Mastodawn

Felicitas Pojtinger 🌅2d ago

Damn those Mythos benchmarks seem very promising

Show thread

Felicitas Pojtinger 🌅2d ago

Wild that they don't seem to be making it GA, makes me suspect it's probably actually not as good as they say

Show thread

Felicitas Pojtinger 🌅2d ago

Qwen 3.6 is essentially the same as Opus 4.6 now so I guess we'll see how the new generation stacks up?

Show thread

Steven Deobald 1d ago

@pojntfx have you actually seen qwen perform this well? or are you basing that comment on benchmarks?

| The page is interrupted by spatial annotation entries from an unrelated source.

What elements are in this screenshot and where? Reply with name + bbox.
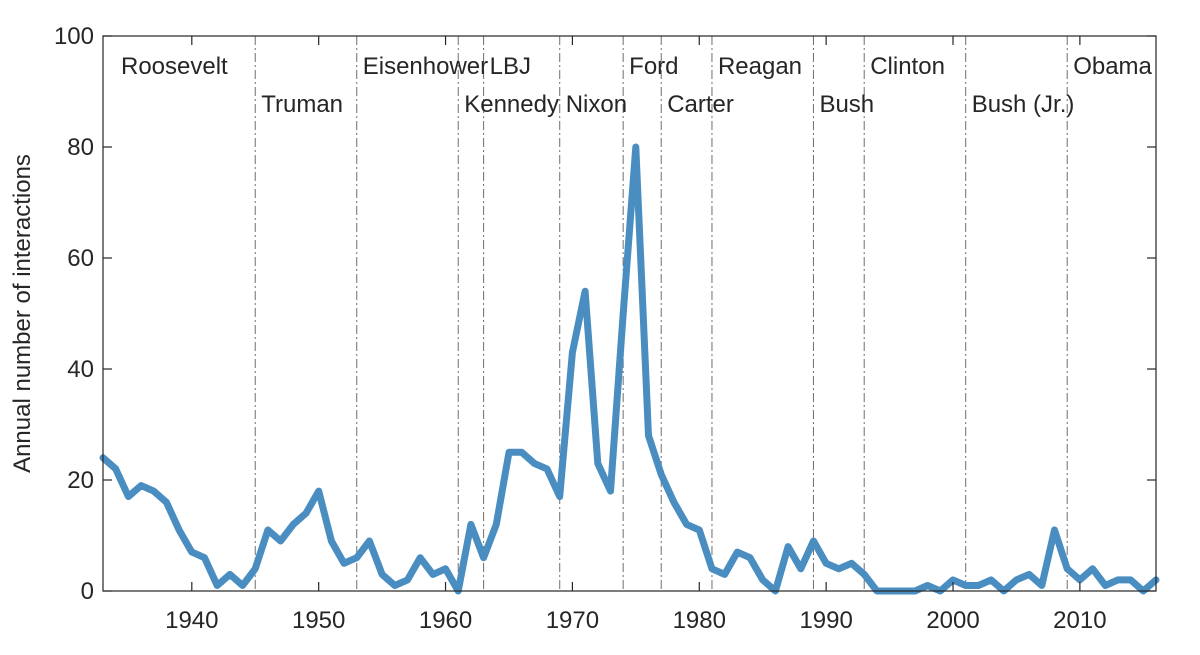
president-label: Reagan <box>718 53 802 80</box>
y-tick-label: 80 <box>67 134 94 161</box>
series-layer <box>99 143 1160 595</box>
president-label: Carter <box>667 91 734 118</box>
y-axis-label: Annual number of interactions <box>9 154 36 473</box>
president-label: Bush (Jr.) <box>972 91 1075 118</box>
x-tick-label: 1990 <box>799 607 852 634</box>
president-label: Roosevelt <box>121 53 228 80</box>
president-label: LBJ <box>490 53 531 80</box>
x-tick-label: 1940 <box>165 607 218 634</box>
president-label: Nixon <box>566 91 627 118</box>
y-tick-label: 40 <box>67 356 94 383</box>
x-tick-label: 2000 <box>926 607 979 634</box>
president-labels: Roosevelt Truman Eisenhower Kennedy LBJ Nixon… <box>121 53 1153 118</box>
y-tick-label: 100 <box>54 23 94 50</box>
x-tick-label: 1970 <box>546 607 599 634</box>
axes-box <box>102 35 1157 592</box>
series-line <box>99 143 1160 595</box>
president-label: Bush <box>819 91 874 118</box>
president-label: Truman <box>261 91 343 118</box>
president-label: Clinton <box>870 53 945 80</box>
x-tick-label: 1960 <box>419 607 472 634</box>
tick-layer: 1940 1950 1960 1970 1980 1990 2000 2010 0 20 40 60 8… <box>54 23 1156 634</box>
x-tick-label: 1980 <box>673 607 726 634</box>
president-dividers <box>254 36 1068 591</box>
president-label: Eisenhower <box>363 53 488 80</box>
president-label: Obama <box>1073 53 1152 80</box>
president-label: Kennedy <box>464 91 559 118</box>
president-label: Ford <box>629 53 678 80</box>
y-tick-label: 60 <box>67 245 94 272</box>
y-tick-label: 20 <box>67 467 94 494</box>
x-tick-label: 1950 <box>292 607 345 634</box>
y-tick-label: 0 <box>81 578 94 605</box>
x-tick-label: 2010 <box>1053 607 1106 634</box>
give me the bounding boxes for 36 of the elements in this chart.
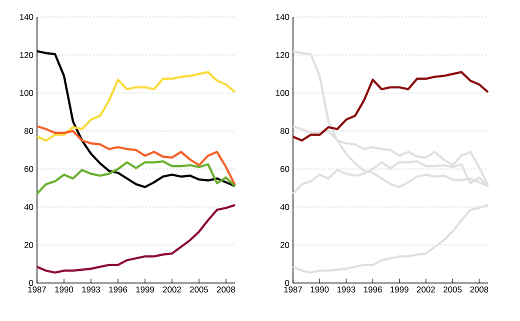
y-tick-label: 20 [280,242,290,248]
y-tick-label: 40 [24,204,34,210]
x-tick-label: 2002 [163,286,181,293]
x-tick-label: 1990 [310,286,329,293]
x-tick-label: 1987 [28,286,46,293]
y-tick-label: 120 [276,52,290,58]
y-tick-label: 60 [24,166,34,172]
y-tick-label: 120 [20,52,34,58]
x-tick-label: 2005 [444,286,462,293]
x-tick-label: 2005 [190,286,208,293]
y-tick-label: 140 [20,14,34,20]
y-tick-label: 40 [280,204,290,210]
x-tick-label: 1987 [284,286,302,293]
x-tick-label: 1999 [136,286,154,293]
y-tick-label: 100 [20,90,34,96]
x-tick-label: 2008 [217,286,236,293]
y-tick-label: 0 [29,280,34,286]
x-tick-label: 1990 [55,286,74,293]
line-series [292,71,490,142]
x-tick-label: 2002 [416,286,435,293]
y-tick-label: 80 [280,128,290,134]
x-tick-label: 2008 [470,286,488,293]
y-tick-label: 60 [280,166,290,172]
y-tick-label: 140 [276,14,290,20]
y-tick-label: 100 [276,90,290,96]
x-tick-label: 1993 [337,286,356,293]
x-tick-label: 1996 [364,286,382,293]
line-series [36,160,236,195]
line-series [36,125,236,186]
line-series [36,71,236,142]
x-tick-label: 1999 [390,286,408,293]
x-tick-label: 1996 [109,286,128,293]
y-tick-label: 0 [285,280,290,286]
y-tick-label: 20 [24,242,34,248]
x-tick-label: 1993 [82,286,100,293]
y-tick-label: 80 [24,128,34,134]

i think the mythos benchmarks only have to be "some amount better" at finding 0days than the current public models to justify them waiting on ga... quite a few maintainers are already swamped.

Show thread

Felicitas Pojtinger 🌅1d ago

@deobald Yup, I used Qwen 3.6 with Nanobot via OpenRouter, Alibaba was providing it for free for testing until yesterday. Switched to GLM 5.1 earlier - same thing, beats Opus. GLM's weights are even MIT-licensed

Show thread

Felicitas Pojtinger 🌅1d ago

@deobald And yeah re:Mythos I'll believe it when I see it, but current-gen models except free is already a massive value IMHO. Sonnet etc. is still very useful despite the other models existing

Show thread

Felicitas Pojtinger 🌅1d ago

@deobald I'm pretty happy about mostly working with higher-level, memory-safe languages

Show thread

Steven Deobald

@pojntfx nod. it does have me thinking hard about other forms of baked-in safety. i'll admit this is the first point in my career where i've ever taken elixir seriously.

(well, ok, not really... @abnv ran a team at nilenso that did some amazing work with it for an quiz app that ran in parallel to a tv show. but i've never previously been tempted to learn it.)